Maintaining democratic freedoms essential for Tunisian economy: Analysts
Economic analysts stress need to maintain domestic stability to ensure economy prosperity, international support
By Alaa Hammoudi
Domestic stability and maintaining democracy and freedoms are far more important to the Tunisian economy than pressure or foreign stances regarding political developments in the country, according to experts.
Tunisia is undergoing a severe crisis as Tunisian President Kais Saied dismissed the government of Prime Minister Hichem Mechichi on Sunday, froze parliament and assumed executive authority with the assistance of a new prime minister.
Exceptional measures followed by others in the past days have put the country in a cautious calm and anticipation.
Positions of political parties, civil and labor organizations and Tunisians have varied between rejecting and supporting Saied's decisions amid calls for a national dialogue to overcome the crisis.
On the international scene, reactions also varied between supporting the measures of the president and others considered what happened a “coup” against democracy and a violation of the Constitution.
Reactions included the US, which expressed support for Tunisia in negotiations with international financial institutions in a statement by Deputy Assistant Treasury Secretary for Africa and the Middle East Eric Meyer on Wednesday during a meeting in the Tunisian capital of Tunis, with Marouane Abbasi, governor of the Tunisian Central Bank.
Tunisia is currently negotiating with the International Monetary Fund to obtain a $4 billion loan. A
long those lines, Meyer affirmed the US' readiness to "support Tunisian endeavors, especially with international financial institutions, with the need to expedite the completion of negotiations with the International Monetary Fund to avoid an exacerbation of the economic crisis in Tunisia, which has been exacerbated by the repercussions of the health pandemic."
-External positions not guaranteed
Journalist and economic analyst Jannat Ben Abdallah told Anadolu Agency that she believes "the American position in continuing cooperation with Tunisia is positive and can at least give guarantees at the level of global financial markets and investors, provided that Tunisia does not deviate from its peaceful path."
She said political and economic aspects are intertwined and the current political crisis will have an impact on the economy, especially since Tunisia suffers from lacking liquidity.
Tunisia needs "external financing and the continuation of negotiations with the International Monetary Fund," she said, noting that "negotiations with the international currency have been disrupted due to political and governmental instability."
"As long as developments in Tunisia are unstable, and due to the waiting for other new changes to be issued by the Tunisian presidency, these situations and external reactions must be dealt with great caution," she said, stressing that the stance of the US toward Tunisia cannot be considered a "blank cheque."
- Internal stability more important than external pressures
Economist Reda al-Shakandali from the University of Carthage told Anadolu Agency that "the external positions of the United States or other countries help to get out of the political crisis, but they do not disrupt what will happen internally in the next few days."
Stressing the importance of freedoms and democracy, the Tunisian professor said: "I believe that the current situation and the exceptional measures that have taken place recently will not last, and it does not require external pressure or rigid positions from any external party to change the internal affairs."

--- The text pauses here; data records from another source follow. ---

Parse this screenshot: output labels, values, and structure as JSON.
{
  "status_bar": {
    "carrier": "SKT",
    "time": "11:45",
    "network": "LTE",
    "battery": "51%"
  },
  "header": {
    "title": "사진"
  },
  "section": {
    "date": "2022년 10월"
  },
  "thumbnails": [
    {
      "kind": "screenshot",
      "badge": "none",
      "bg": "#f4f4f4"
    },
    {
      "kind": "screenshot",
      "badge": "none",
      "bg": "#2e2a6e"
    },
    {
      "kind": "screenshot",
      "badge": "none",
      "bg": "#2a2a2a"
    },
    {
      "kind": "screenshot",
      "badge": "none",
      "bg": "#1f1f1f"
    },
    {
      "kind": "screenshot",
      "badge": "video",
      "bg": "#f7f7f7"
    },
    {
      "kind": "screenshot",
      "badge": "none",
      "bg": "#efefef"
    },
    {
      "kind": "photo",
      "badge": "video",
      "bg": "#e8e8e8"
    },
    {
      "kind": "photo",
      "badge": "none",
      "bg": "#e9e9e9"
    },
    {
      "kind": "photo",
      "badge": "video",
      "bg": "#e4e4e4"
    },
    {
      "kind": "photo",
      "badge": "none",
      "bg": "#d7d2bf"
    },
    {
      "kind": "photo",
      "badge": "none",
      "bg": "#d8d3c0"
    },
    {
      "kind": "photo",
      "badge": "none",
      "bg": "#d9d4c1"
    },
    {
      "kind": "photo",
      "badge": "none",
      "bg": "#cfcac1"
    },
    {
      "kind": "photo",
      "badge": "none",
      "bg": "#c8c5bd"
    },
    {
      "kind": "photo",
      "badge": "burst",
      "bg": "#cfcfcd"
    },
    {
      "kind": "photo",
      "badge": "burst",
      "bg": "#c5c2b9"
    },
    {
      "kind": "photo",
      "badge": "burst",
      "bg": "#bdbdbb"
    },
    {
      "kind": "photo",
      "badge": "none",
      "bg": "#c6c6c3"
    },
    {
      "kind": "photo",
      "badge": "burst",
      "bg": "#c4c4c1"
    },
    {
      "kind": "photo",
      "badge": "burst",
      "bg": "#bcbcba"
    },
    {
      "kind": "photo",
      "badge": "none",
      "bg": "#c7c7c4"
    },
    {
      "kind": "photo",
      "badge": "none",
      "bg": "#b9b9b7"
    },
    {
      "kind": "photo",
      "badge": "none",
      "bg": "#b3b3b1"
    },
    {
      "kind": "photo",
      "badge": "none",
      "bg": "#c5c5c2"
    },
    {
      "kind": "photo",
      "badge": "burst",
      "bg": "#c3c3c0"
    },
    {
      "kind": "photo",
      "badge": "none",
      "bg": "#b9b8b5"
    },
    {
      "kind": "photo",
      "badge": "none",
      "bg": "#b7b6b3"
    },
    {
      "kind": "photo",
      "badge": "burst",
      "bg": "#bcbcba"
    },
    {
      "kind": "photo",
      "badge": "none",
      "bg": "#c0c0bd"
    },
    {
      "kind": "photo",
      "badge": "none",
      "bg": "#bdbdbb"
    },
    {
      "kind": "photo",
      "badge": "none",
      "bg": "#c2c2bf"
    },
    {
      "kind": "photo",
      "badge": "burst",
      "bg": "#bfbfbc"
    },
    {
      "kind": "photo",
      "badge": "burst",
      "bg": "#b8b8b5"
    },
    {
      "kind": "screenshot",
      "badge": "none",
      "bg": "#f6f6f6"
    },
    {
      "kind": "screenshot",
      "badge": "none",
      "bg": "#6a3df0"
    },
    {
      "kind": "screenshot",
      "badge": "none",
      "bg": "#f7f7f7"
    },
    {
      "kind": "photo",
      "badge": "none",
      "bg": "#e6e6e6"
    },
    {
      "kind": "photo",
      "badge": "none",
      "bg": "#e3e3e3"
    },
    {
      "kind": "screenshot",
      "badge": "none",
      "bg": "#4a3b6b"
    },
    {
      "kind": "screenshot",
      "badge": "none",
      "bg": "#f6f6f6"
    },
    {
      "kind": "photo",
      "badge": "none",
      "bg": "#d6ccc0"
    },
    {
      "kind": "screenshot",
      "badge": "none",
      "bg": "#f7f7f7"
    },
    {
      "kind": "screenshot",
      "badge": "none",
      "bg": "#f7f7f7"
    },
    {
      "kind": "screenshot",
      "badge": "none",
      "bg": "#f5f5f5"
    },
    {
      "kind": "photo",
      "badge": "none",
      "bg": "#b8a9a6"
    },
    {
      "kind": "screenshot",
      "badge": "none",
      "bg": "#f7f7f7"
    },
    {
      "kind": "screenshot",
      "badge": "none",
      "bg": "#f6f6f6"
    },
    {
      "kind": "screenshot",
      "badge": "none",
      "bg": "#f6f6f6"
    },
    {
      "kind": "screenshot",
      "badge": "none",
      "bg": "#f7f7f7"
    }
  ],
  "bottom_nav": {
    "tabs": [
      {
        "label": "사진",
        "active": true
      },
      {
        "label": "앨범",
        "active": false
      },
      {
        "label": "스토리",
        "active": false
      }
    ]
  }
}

"What matters now is the internal situation and the need for Tunisians to agree with each other, regardless of their different political and ideological orientations, before thinking about external positions. It is in the interest of these people today to preserve the stability of the country, which went through a decade in building the democratic path and constitutional institutions," he said.
"As Tunisians, we must continue to build a democratic state, away from the political noise that alone disrupts the building of a strong economy, and does not leave room for the implementation of economic reforms that require political stability and a continuation of the march towards a democratic state, in order to then be able to negotiate with the International Monetary Fund in an assuring framework," he added.